A vertical conveyor system, like a hoist/shaft system, offers the advantage of the shortest distance from Point A to Point B, along with the continuous handling and low cost of conveyor belt technology. It’s also quick to install, energy efficient and easy to maintain.

Savings

Preliminary estimates indicate that a vertical conveyor system would offer a six per cent saving in capital costs and a 24 per cent saving in operating costs.

Material would have to be crushed to a maximum size of six inches prior to being introduced to the system and a magnetic separation system would be needed to remove scrap steel from the material being conveyed.

Metso Minerals offers three types of vertical conveyor systems, explained Poxleitner.  The Flexowell belt has a maximum 250-metre vertical lift capacity, the Pocketlift accommodates a 500-metre height and the Pocketrope system, still on the drawing board, promises 1,000 feet of lift.

It’s the Pocketlift system that Vale Inco is considering, but it’s also evaluating Metso Minerals’ new Pocketrope system for the Deep Mining Research Consortium, a CAMIRO-managed, Sudbury-based research group funded by Vale Inco, Xstrata, Agnico-Eagle, Barrick Gold, Rio Tinto, Goldcorp, CANMET, the City of Greater Sudbury and the Ontario government.
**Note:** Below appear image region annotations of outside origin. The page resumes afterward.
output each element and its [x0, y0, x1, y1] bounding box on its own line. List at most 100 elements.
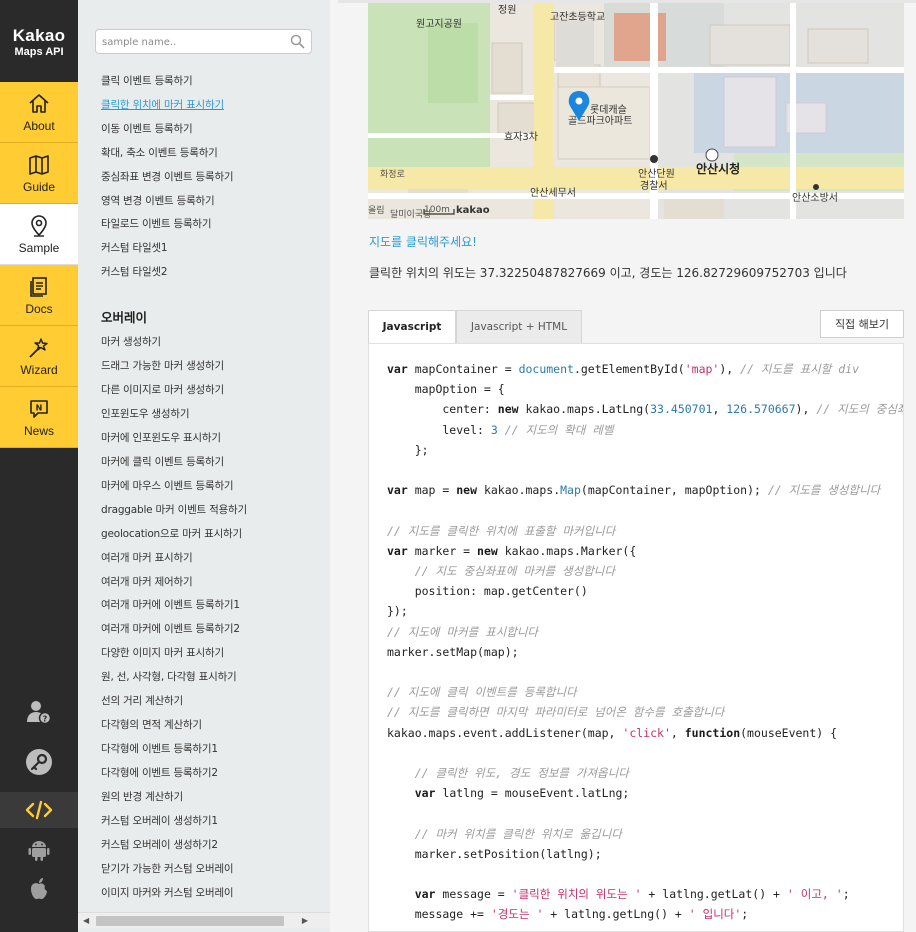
- sample-list-item[interactable]: 여러개 마커에 이벤트 등록하기2: [101, 621, 240, 636]
- scroll-right-icon[interactable]: ▶: [302, 916, 308, 925]
- section-title-overlay: 오버레이: [101, 310, 148, 325]
- home-icon: [29, 93, 49, 113]
- nav-guide[interactable]: Guide: [0, 143, 78, 204]
- search-icon[interactable]: [290, 34, 305, 49]
- android-icon[interactable]: [0, 832, 78, 868]
- scrollbar-thumb[interactable]: [96, 916, 284, 926]
- try-it-button[interactable]: 직접 해보기: [820, 310, 904, 338]
- sample-list-item[interactable]: 커스텀 타일셋1: [101, 240, 168, 255]
- sample-list-item[interactable]: 마커에 인포윈도우 표시하기: [101, 430, 221, 445]
- sample-list-item[interactable]: 영역 변경 이벤트 등록하기: [101, 193, 215, 208]
- sample-list-item[interactable]: 다각형의 면적 계산하기: [101, 717, 202, 732]
- app-root: Kakao Maps API About Guide Sample Docs W…: [0, 0, 916, 932]
- map-label-school: 고잔초등학교: [550, 11, 605, 23]
- map-label-hwajeong: 화정로: [380, 169, 405, 180]
- panel-separator: [330, 0, 338, 932]
- main-content: 원고지공원 정원 고잔초등학교 롯데캐슬 골드파크아파트 효자3차 화정로 안산…: [338, 0, 916, 932]
- map-label-cityhall: 안산시청: [696, 161, 740, 176]
- sample-list-item[interactable]: 확대, 축소 이벤트 등록하기: [101, 145, 218, 160]
- sample-list-item[interactable]: 여러개 마커 제어하기: [101, 574, 193, 589]
- sample-list-item[interactable]: 이미지 마커와 커스텀 오버레이: [101, 885, 234, 900]
- sample-list-item[interactable]: 마커에 마우스 이벤트 등록하기: [101, 478, 234, 493]
- kakao-map-logo: kakao: [456, 205, 490, 216]
- map-label-school-top: 정원: [498, 4, 516, 16]
- sample-list-item[interactable]: 클릭한 위치에 마커 표시하기: [101, 97, 224, 112]
- sample-list-item[interactable]: draggable 마커 이벤트 적용하기: [101, 502, 247, 517]
- code-panel: var mapContainer = document.getElementBy…: [368, 343, 904, 932]
- apple-icon[interactable]: [0, 871, 78, 907]
- sample-list-item[interactable]: 마커 생성하기: [101, 334, 161, 349]
- nav-wizard-label: Wizard: [20, 362, 58, 377]
- sample-list-item[interactable]: 커스텀 오버레이 생성하기1: [101, 813, 218, 828]
- sample-list-item[interactable]: 클릭 이벤트 등록하기: [101, 73, 193, 88]
- cityhall-icon: [705, 148, 719, 162]
- kakao-logo[interactable]: Kakao Maps API: [0, 0, 78, 82]
- map-label-hyoja: 효자3차: [504, 131, 538, 143]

The Pocketlift system would use Kevlar ropes, which are light and strong, to double the vertical lift, but Metso has yet to build one, and Vale Inco has decided to consider only proven technologies.

“Metso would like to set up a test plant somewhere to try it out,” said Poxleitner. “With a 3,000-foot vertical lift capacity, it competes very well with the traditional shaft option.”

There are some 60,000 vertical conveyor systems installed around the world, but very few of them in Canada, and very few in hard rock mines.

“It never seemed to catch on in Canada,” said Poxleitner. “We tend to hang on to the idea of shaft sinking rather than look at alternative ways of conveying material.”

In order to install a vertical conveyor system beginning at the 4,200-foot level at Garson Mine, it would be necessary to transport all of the components down the shaft, create a large enough excavation for the drive units and discharge system, and reconstruct everything underground. It would also be necessary to excavate a 10-foot wide raise to accommodate the system.